Kebijakan di sektor perdagangan hasil
pertanian
Di sektor perdagangan,
negara harus mempunyai kebijakan yang mampu menjamin terciptanya distribusi
hasil pertanian yang adil melalui mekanisme pasar yang transparan, tidak ada
manipulasi, tidak ada intervensi yang dapat menyebabkan distorsi ekonomi serta
tidak ada penimbunan yang dapat menyebabkan kesusahan bagi masyarakat.
Untuk itu, negara harus
membuat beberapa kebijakan, diantaranya:
Pertama,
negara harus menjamin agar mekanisme harga komiditi pertanian dan harga
komoditi hasil industri pertanian dapat berjalan secara transparan dan tidak
ada manipulasi hal ini dimaksudkan agar harga yang berlaku benar-benar
transparan dan tidak ada yang memanfaatkan ketidaktahuan satu pihak, baik
penjual dan pembeli.
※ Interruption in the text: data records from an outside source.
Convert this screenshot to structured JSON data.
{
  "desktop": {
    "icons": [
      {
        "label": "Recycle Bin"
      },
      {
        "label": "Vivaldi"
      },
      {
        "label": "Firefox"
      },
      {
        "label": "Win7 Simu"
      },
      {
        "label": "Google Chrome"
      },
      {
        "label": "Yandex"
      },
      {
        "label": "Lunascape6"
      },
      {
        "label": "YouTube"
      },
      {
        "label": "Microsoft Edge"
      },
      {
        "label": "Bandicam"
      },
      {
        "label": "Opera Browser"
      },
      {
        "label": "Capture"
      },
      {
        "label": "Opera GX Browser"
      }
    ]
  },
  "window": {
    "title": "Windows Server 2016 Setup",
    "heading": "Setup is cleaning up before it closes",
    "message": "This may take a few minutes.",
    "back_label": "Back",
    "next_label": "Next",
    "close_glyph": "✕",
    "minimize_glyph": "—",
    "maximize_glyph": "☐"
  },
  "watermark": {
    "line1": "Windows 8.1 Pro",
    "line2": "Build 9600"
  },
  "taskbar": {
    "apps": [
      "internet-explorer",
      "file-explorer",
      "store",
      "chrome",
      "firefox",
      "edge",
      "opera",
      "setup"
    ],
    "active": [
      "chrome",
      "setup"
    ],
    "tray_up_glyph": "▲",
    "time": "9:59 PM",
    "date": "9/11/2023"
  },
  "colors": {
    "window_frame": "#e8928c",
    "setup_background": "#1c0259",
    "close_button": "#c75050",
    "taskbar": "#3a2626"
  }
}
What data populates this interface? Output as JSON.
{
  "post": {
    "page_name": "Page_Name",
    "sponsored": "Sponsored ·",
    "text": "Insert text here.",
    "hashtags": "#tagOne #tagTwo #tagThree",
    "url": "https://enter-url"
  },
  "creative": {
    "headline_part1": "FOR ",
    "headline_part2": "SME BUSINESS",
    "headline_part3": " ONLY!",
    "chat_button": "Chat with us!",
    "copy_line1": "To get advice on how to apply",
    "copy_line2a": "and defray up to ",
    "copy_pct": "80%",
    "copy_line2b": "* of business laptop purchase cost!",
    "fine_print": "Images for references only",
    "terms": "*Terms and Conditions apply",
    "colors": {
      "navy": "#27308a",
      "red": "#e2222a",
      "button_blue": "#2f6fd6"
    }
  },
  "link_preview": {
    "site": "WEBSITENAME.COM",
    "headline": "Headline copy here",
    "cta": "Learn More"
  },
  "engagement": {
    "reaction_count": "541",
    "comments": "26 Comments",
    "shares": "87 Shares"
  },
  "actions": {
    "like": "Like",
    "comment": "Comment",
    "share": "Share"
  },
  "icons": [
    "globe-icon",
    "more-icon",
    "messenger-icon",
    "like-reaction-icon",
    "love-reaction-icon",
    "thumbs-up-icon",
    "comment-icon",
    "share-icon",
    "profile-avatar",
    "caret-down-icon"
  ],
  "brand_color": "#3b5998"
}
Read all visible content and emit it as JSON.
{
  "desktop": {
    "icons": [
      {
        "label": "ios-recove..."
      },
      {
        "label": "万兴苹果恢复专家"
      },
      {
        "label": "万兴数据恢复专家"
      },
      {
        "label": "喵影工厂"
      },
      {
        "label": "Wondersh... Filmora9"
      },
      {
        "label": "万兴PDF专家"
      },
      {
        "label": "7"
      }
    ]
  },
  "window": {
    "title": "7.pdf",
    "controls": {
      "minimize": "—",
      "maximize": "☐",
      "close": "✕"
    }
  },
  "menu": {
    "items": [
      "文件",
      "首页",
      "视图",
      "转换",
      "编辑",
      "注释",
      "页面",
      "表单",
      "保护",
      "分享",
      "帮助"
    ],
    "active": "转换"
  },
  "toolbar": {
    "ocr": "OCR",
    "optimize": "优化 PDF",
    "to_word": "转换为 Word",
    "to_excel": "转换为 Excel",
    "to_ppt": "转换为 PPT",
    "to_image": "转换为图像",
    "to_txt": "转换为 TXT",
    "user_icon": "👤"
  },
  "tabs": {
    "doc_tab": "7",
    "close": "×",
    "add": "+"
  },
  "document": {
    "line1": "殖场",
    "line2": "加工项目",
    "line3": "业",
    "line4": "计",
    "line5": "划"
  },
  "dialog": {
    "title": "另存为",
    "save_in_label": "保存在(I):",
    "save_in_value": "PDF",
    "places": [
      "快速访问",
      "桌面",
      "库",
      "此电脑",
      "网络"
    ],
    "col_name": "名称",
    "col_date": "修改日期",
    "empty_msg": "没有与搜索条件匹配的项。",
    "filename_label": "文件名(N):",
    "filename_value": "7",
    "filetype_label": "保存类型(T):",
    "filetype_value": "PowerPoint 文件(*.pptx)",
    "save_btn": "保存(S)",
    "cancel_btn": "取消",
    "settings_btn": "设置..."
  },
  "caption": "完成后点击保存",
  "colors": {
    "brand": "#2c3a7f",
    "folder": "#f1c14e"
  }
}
Rsaulullah bersabda “janganlah
kalian menghadang kafilah-kafilah (orang-orang yang berkendaraan) dan janganlah
orang yang hadir (orang di kota) menjualkan barang milik orang desa” (HR.
Bukhari dan Muslim).
Kedua,
negara harus membuat kebijakan yang dapat menjamin terciptanya harga yang wajar
berdasarkan mekasnisme pasar yang berlaku. Islam melarang negara menggunakan
otoritasnya untuk menentukan harga, baik harga maksimum maupun harga minimum. Mayoritas
ulama telah sepakat tentang haramnya campur tangan penguasa dalam menentukan
harga. Dalam hal ini negara wajib membiarkan kedua belah pihak (penjual dan
pembeli) menentapkan harga yang wajar sesuai keridhaannya. Memaksa salah satu pihak
merupakan tindak kedzaliman.
Ketiga,
pemerintah harus dapat mencegah terjadinya penipuan seperti yang sering
terjadi, baik yang dilakukan oleh penjual maupun pembeli. Sabda rasulullah “Tidak halal seseorang yang menjual sesuatu
melainkan hendaklah ia menerangkan (cacat) yang ada pada barang tersebut”
(HR. Ahmad)
Keempat,
Pemerintah harus mencegah berbagai tindakan penimbunan produk-produk pertanian
dan kebutuhan pokok lainnya. “Orang yang
mendatangkan barang (akan) diberikan rezki sebaliknya orang yang menimbun akan
dilaknat” (HR. Ibn Majah dan ad-Dailami).
Kelima,
pemerintah harus dapat mencegah perselisihan yang terjadi akibat tindakan
spekulasi dalam perdagangan.
Refferensi:
Ismail, Muhammad
Muhammad. 1993. Bunga Rampai Pemikiran Islam. Gema Insani Press, Jakarta.
Rosadi, Muhammad
Riza. 2008. Kapitalisme:Biang Krisis Pangan. Majalah Al-Wai’e 94:14-18.
bagus analisisnya :)
BalasHapusSaya kurang setuju di Kebijakan di sektor perdagangan hasil pertanian yg keempat karena bila semua penimbunan di cegah maka yang terjadi ialah harga pasar akan turun atau naik secara segnifikan karena sedikit banyaknya pasokan.ini yg akan memicu orang untuk ber spekulasi lebih besar.dan satu lagi bagaimana pemerintah mencegah berbagai macam penimbunan sedangkan pemerintah sendiri menimbun beras?